Dabei gelten Dämonen als Urheber geistiger, psychischer, aber auch
organischer Krankheiten.

Jesus entkräftet diesen Vorwurf in dreierlei
Hinsicht:

1. Es ist widersinnig, dass sich Beelzebul als
Anführer der Dämonen von Jesus gebrauchen lässt, da er damit die
Entmachtung Satans und damit auch seine eigene betreiben würde. (Beelzebul
geht auf den Namen des philistäischen Gottes von Ekron Baal-Sebul
[„Herr der Erhabenheit“] zurück, der wiederum in II Kön
1,2-16 polemisch in Baal-Sebub [„Herr der Fliegen“] verballhornt
wurde.)

2. Selbst wenn man rein hypothetisch die
Behauptung der Kontrahenten Jesu gelten lassen würde, müsste dann
nicht derselbe Vorwurf auch die Exorzisten aus den eigenen Reihen treffen? Aber
dies werden sie wohl kaum behaupten wollen!

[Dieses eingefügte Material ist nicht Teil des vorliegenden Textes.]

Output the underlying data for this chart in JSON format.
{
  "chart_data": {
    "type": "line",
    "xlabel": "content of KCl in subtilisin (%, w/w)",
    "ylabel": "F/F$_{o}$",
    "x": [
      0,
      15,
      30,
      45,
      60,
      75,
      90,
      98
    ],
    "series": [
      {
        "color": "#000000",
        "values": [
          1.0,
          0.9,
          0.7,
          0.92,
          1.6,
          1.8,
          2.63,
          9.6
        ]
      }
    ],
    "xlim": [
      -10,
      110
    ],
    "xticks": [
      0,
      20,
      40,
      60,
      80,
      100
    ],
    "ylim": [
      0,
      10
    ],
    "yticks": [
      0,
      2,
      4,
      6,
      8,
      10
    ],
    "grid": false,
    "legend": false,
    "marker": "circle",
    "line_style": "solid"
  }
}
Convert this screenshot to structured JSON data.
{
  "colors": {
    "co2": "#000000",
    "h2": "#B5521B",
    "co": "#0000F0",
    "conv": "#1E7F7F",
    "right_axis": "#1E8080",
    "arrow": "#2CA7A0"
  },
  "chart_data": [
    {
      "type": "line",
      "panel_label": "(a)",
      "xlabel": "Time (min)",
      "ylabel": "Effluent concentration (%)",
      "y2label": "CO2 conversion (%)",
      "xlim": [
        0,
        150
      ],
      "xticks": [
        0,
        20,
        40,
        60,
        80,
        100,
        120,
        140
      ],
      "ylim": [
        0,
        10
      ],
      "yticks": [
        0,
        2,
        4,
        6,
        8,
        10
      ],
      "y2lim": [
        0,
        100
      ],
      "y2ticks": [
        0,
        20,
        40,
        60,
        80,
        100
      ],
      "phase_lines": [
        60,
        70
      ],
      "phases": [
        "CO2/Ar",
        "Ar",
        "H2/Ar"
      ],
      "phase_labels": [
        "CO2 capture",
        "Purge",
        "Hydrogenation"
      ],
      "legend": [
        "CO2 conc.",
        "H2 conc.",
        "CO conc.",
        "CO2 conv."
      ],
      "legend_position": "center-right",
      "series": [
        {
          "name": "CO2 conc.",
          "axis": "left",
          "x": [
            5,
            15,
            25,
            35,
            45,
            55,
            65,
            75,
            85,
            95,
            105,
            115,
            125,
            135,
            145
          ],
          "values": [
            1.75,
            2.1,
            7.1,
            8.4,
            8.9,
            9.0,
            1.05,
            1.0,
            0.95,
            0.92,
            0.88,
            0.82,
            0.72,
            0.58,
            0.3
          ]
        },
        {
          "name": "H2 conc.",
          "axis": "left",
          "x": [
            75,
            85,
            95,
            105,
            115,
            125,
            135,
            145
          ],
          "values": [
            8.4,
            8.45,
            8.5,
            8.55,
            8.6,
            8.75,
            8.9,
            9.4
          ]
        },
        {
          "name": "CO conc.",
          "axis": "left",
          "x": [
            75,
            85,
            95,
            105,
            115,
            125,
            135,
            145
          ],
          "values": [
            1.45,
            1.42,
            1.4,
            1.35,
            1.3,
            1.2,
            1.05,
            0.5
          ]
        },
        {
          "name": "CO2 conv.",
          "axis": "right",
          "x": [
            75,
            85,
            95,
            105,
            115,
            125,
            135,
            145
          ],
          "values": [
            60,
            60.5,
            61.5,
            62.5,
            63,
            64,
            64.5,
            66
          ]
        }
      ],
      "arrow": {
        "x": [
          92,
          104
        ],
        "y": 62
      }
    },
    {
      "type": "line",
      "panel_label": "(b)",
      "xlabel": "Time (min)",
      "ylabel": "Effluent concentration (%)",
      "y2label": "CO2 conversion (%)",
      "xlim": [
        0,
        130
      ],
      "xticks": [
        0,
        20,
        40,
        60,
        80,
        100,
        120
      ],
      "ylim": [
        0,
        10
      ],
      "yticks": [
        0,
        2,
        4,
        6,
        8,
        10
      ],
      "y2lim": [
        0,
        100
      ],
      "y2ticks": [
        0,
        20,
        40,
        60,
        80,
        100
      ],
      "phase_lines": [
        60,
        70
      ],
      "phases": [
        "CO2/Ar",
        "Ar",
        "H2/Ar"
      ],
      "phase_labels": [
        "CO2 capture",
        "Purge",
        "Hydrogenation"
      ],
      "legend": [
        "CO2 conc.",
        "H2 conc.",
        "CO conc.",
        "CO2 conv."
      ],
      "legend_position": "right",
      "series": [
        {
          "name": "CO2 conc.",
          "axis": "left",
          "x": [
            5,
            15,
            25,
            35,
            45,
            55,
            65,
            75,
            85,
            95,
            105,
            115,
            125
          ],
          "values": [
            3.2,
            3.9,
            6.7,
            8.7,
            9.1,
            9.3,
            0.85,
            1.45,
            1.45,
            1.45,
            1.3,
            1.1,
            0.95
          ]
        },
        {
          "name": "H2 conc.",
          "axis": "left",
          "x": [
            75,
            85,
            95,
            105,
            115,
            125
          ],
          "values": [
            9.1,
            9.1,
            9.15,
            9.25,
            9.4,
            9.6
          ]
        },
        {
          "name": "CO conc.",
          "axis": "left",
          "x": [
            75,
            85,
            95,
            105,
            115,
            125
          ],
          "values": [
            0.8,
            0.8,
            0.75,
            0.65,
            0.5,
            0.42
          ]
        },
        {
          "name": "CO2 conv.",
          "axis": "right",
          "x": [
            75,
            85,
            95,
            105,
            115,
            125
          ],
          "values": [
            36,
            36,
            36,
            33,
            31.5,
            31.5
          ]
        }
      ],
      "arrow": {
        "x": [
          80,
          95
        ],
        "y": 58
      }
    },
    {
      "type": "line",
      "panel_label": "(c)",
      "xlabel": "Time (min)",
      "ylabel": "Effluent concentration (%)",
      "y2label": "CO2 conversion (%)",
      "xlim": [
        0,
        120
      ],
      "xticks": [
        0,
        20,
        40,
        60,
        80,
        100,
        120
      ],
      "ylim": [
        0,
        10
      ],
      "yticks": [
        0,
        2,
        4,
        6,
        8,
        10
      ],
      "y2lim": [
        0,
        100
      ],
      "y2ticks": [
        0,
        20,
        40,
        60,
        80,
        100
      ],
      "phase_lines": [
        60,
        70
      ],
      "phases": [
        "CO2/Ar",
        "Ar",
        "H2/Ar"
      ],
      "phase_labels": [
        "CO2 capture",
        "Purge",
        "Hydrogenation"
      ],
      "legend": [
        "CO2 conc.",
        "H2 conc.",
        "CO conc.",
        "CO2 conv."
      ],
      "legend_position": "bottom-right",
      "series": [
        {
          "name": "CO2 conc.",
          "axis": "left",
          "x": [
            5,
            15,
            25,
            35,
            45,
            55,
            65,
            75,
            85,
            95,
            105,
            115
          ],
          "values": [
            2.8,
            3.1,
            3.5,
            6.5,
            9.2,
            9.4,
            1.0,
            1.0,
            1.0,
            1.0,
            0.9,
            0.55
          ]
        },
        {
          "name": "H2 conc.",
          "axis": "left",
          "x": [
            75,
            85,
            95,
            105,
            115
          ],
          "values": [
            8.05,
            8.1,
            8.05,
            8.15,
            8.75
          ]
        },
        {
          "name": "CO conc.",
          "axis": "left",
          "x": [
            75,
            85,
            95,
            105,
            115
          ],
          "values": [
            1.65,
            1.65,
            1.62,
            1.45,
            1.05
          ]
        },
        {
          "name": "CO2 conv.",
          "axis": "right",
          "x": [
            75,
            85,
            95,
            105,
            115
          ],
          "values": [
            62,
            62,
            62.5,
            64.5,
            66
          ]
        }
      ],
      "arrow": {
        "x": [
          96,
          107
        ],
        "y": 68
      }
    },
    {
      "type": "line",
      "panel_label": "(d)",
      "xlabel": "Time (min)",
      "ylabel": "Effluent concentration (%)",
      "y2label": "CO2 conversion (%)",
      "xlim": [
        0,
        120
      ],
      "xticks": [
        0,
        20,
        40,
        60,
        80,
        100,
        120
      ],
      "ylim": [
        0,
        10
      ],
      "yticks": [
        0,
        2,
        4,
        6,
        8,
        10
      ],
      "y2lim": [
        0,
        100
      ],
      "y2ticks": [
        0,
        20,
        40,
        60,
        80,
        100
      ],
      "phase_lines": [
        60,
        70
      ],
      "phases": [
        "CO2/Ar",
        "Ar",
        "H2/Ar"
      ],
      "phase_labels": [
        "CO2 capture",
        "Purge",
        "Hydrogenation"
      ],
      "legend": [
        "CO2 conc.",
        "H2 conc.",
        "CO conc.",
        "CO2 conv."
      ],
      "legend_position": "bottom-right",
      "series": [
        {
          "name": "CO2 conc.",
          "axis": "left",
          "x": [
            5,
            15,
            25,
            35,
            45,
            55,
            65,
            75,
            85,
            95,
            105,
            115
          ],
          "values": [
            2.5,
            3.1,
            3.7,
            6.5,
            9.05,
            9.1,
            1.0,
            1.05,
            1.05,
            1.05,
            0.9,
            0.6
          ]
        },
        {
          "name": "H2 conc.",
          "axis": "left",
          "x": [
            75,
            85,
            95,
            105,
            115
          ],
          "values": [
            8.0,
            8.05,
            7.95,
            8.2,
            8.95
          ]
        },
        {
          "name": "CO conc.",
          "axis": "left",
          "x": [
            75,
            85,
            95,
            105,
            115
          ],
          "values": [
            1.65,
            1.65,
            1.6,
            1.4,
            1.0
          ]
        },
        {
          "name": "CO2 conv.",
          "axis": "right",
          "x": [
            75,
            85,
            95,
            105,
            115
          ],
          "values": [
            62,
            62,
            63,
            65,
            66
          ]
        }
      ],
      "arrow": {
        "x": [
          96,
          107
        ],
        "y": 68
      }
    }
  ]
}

3. Es bleibt nur die eine Möglichkeit
übrig, dass Jesus durch den „Finger Gottes“, d.h. mit der
machtvollen Hilfe Gottes, die Dämonen austreibt.

Voraussetzung für Jesu Heilungserfolge ist
die Überwindung des Starken (= Satan) durch den Stärkeren (= Gott).
Gottes Sieg über den Satan bedeutet, dass die Gottesherrschaft definitiv
anfängt, sich auf Erden zu realisieren. Angesichts der eschatologischen
Kampfsituation gibt es keine Neutralität: Ein Mensch kann bzw. muss
entweder Jesu Sammlung des endzeitlichen Gottesvolkes unterstützen oder
dessen Zerstreuung betreiben.

Anmerkungen:

(1) Ernst Käsemann, Die
endzeitliche Königsherrschaft Gottes (1980), in: ders., Kirchliche
Konflikte, Bd. 1, Göttingen 1982, S. (214-225) 218 f.

(2) Günter Brakelmann,
in: Assoziationen. Gedanken zu biblischen Texten, hg. v. Walter Jens, Bd. 3,
Stuttgart 31980, S. (213-215) 214.

(3)EG 610,3.

(4) Martin Luther, Vom
unfreien Willen (1525), in: Luther Deutsch, hg. v. Kurt Aland, Bd. 3: Der neue
Glaube, Stuttgart / Göttingen 1961, S. (151-334) 196.

(5)Vgl. Ulrich Schnabel, Die
Neuronen der Moral. Wie Hirnschäden zum Ausfall von Nächstenliebe und
Verantwortungsbewusstsein führen, in: DIE ZEIT, Nr. 43/1999, S. 41 f.

(6)EG 610,4.

(7) Ernst Käsemann,
Lukas 11,14-28 (1955), in: ders., Exegetische Versuche und Besinnungen, Bd. I,
Göttingen 61970, S. (242-248) 244.

(8)Dietrich Bonhoeffer,
Gedicht „Stationen auf dem Wege zur Freiheit“ (21. Juli 1944), in:
ders., Widerstand und Ergebung. Briefe und Aufzeichungen aus der Haft, hg. v.
Christian Gremmels, Eberhard Bethge u. Renate Bethge in Zusammenarbeit mit Ilse
Tödt (DBW 8), Gütersloh 1998, S. (570-572) 571.